Dillehay’s story begins in 1976 when, after finishing a doctorate at the University of Texas at Austin, he started working at the University of Southern Chile in Valdivia. One day, a student told him of a place called Monte Verde, 500 miles south of Santiago, where mastodon bones might be found.
South American Indian culture, not mastodons, was Dillehay’s field of interest. Nevertheless, he traveled eight hours by jeep and ox cart to see Monte Verde.
Preliminary digging in the peatbog surface did turn up some old animal bones. But they were cracked and broken, as if shattered by ancient hunters.
To Dillehay, Monte Verde looked like an ancient human site. It looked very old and, most surprising of all, it contained no Clovis points, distinctive stone spear points made by ancient Americans. First discovered in the 1930s near Clovis, N.M., and later found at other archaeological sites around the continent, Clovis points have been dated as about 11,200 years old. No older artifacts had been found, and for the last half century scientists have assumed the people who made Clovis points were the New World’s first human inhabitants.

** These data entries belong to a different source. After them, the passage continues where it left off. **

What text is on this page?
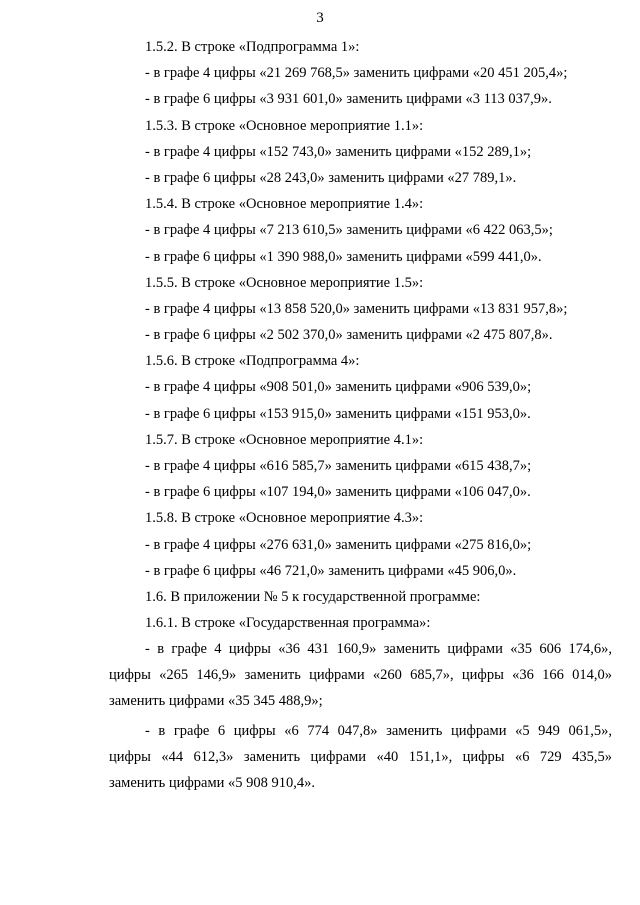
3
1.5.2. В строке «Подпрограмма 1»:
- в графе 4 цифры «21 269 768,5» заменить цифрами «20 451 205,4»;
- в графе 6 цифры «3 931 601,0» заменить цифрами «3 113 037,9».
1.5.3. В строке «Основное мероприятие 1.1»:
- в графе 4 цифры «152 743,0» заменить цифрами «152 289,1»;
- в графе 6 цифры «28 243,0» заменить цифрами «27 789,1».
1.5.4. В строке «Основное мероприятие 1.4»:
- в графе 4 цифры «7 213 610,5» заменить цифрами «6 422 063,5»;
- в графе 6 цифры «1 390 988,0» заменить цифрами «599 441,0».
1.5.5. В строке «Основное мероприятие 1.5»:
- в графе 4 цифры «13 858 520,0» заменить цифрами «13 831 957,8»;
- в графе 6 цифры «2 502 370,0» заменить цифрами «2 475 807,8».
1.5.6. В строке «Подпрограмма 4»:
- в графе 4 цифры «908 501,0» заменить цифрами «906 539,0»;
- в графе 6 цифры «153 915,0» заменить цифрами «151 953,0».
1.5.7. В строке «Основное мероприятие 4.1»:
- в графе 4 цифры «616 585,7» заменить цифрами «615 438,7»;
- в графе 6 цифры «107 194,0» заменить цифрами «106 047,0».
1.5.8. В строке «Основное мероприятие 4.3»:
- в графе 4 цифры «276 631,0» заменить цифрами «275 816,0»;
- в графе 6 цифры «46 721,0» заменить цифрами «45 906,0».
1.6. В приложении № 5 к государственной программе:
1.6.1. В строке «Государственная программа»:
- в графе 4 цифры «36 431 160,9» заменить цифрами «35 606 174,6»,
цифры «265 146,9» заменить цифрами «260 685,7», цифры «36 166 014,0»
заменить цифрами «35 345 488,9»;
- в графе 6 цифры «6 774 047,8» заменить цифрами «5 949 061,5»,
цифры «44 612,3» заменить цифрами «40 151,1», цифры «6 729 435,5»
заменить цифрами «5 908 910,4».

Several times, scientists thought they had found sites older than Clovis, but careful analysis always proved them wrong. Clovis became such an accepted yardstick any archaeological site in the Americas without the spear points was likely to be dismissed.
Dillehay knew he risked similar skepticism by announcing he had found a pre-Clovis site. But he pressed on, financing the work with his own savings and recruiting help from staff at the University of Southern Chile. After joining UK, he continued to work at Monte Verde whenever time allowed.

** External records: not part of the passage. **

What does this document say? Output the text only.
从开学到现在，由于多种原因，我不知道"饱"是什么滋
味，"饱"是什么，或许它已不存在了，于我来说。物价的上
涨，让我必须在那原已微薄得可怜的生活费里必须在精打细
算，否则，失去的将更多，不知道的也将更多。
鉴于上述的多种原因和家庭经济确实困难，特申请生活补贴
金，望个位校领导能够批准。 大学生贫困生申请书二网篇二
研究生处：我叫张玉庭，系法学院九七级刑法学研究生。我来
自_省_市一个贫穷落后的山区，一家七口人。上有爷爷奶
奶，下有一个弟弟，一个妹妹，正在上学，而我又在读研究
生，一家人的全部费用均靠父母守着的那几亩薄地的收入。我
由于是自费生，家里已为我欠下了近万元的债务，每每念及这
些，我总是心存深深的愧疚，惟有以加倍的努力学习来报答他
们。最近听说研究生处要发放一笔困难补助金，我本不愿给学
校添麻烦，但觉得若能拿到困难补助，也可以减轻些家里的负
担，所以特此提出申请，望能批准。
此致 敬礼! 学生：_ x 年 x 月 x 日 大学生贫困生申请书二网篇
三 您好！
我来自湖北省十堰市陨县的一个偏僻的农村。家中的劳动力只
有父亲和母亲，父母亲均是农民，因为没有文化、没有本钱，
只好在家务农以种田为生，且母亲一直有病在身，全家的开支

He and his team found animal bones, charcoal, tools made from stone, wood and bone, building foundations and footprints. The bombshell came when radio-carbon dating showed these items to be 12,500 years old - more than 1,000 years older than the accepted Clovis benchmark.
Predictably, many scoffed. Some suggested the radio-carbon dating was contaminated and therefore wrong. And some argued the handmade stone tools Dillehay found really weren’t tools at all, just weathered rocks.
Dillehay stuck to his theory. But the tide really didn’t turn until this year, when he published the second of two volumes, totaling 1,500 pages, detailing the Monte Verde findings. The book impressed scientists. The clincher came in January, when Dillehay invited about a dozen of his principal critics to examine his records and view Monte Verde itself.
Some skepticism still lingers. The University of Arizona’s C. Vance Haynes, who visited Monte Verde and is one of the main defenders of the old Clovis model, says Dillehay’s findings won’t be fully confirmed until someone duplicates them by locating another pre-Clovis site.
“Of all of us who went down there, I was more skeptical than most,” Haynes said. “The impression I got was everybody really wanted this to be an accepted site.”
Dillehay dismisses such comments as only a continuation of the skepticism he’s long faced. “It’s the way science is done,” he said. “You break down one barrier, and another is put up.”